Lenders in the EV Market
1. Evolving Risk Profiles: Lending institutions face the challenge of adapting to the changing risk profiles of EV loans. Electric vehicles are shown to have longer lifespans and require less maintenance, necessitating shifts in default and risk assessment models.
2. Financing Terms and Interest Rates: Lenders must develop innovative financing terms and interest rates that align with the unique characteristics of EVs, such as altered depreciation rates, battery life, and technological advancements.
3. Depreciation for Resale and Asset/Investment Value: EVs typically experience higher initial depreciation compared to traditional internal combustion engine vehicles. The technology in EVs is rapidly evolving, leading to improved models and features being released regularly. As a result, older EVs may lose value more quickly in the resale market. As a lender (and insurance company), you should be concerned about accurately assessing an EV’s value for insurance purposes or securing loans against EVs that might depreciate more rapidly than expected.
Insurance Providers in the EV Market
1. Assessing Risk and Rates: Insurers face the challenge of accurately assessing the risk associated with insuring electric vehicles. Determining premiums and rates might differ from traditional vehicles due to different repair costs and technology considerations. Roadside assistance providers and insurers must ensure their staff and network of service centers are trained and equipped to handle EV repairs promptly and effectively. Mechanical breakdown protection, or extended warranties, require tailored coverage for EV components. Insurers and providers must assess the unique risks associated with EVs to offer comprehensive coverage.
2. Specialized Coverage: With the growing demand for electric vehicles, insurance providers are developing specialized coverage options to address the unique needs of EV owners, including coverage for battery-related issues, and charging equipment.
3. Climbing Total Losses: EVs tend to have higher repair costs, primarily due to their sophisticated technology and specialized parts. In the event of accidents or damages, the cost of repairing an EV can be considerably higher than that of a conventional vehicle. As a result, there is a higher probability of an EV being declared a total loss by the insurance company. This can be a concern for the insurance company, as it may lead to increased payout amounts.
As electric vehicles (EVs) continue to gain popularity and become more prevalent on the roads, it is inevitable that claims frequency for accidents and damages involving these vehicles will also increase. The high-tech and complex nature of EV components can contribute to more severe claims, resulting in higher repair costs. This potential impact on insurers' financials and claim settlement processes necessitates a proactive approach.

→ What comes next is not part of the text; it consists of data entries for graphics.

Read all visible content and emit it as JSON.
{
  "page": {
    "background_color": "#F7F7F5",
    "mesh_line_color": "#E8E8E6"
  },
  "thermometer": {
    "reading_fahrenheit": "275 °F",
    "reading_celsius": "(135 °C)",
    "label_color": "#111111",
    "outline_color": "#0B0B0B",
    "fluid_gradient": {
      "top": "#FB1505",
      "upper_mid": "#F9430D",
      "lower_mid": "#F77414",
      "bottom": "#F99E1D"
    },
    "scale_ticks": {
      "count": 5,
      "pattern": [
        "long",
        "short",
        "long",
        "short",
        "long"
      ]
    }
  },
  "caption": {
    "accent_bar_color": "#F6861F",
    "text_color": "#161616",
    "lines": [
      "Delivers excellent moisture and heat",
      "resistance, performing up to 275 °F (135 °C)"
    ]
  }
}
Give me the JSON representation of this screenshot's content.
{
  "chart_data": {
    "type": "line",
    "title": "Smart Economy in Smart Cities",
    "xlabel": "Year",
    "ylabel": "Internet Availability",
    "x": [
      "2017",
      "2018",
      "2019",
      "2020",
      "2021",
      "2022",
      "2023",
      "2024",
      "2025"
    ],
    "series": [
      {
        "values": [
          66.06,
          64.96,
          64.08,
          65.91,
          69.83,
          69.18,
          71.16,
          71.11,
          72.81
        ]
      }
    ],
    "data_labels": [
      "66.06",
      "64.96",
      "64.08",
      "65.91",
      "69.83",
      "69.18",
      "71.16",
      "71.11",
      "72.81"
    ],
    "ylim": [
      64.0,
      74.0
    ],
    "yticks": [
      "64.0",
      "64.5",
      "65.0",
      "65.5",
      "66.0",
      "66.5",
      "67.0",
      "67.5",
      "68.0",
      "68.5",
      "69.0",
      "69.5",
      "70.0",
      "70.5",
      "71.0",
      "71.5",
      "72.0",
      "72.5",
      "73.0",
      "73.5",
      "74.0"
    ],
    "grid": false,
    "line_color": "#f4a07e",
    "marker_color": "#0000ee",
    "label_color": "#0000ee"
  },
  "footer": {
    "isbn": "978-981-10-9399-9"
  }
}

To adapt to the changing landscape and address these challenges, stakeholders in the automotive market, including borrowers, lenders, and insurance providers, must be open to embracing the rise of EVs. One efficient solution to navigate this evolving market is to seek out a comprehensive outsourced program with insurance tracking for collateral damage claims. By doing so, stakeholders can streamline their processes and be better equipped to handle the growing demands and complexities associated with EVs. This inclusive approach will empower all parties involved to move forward with confidence, efficiency, and inclusivity in the automotive industry.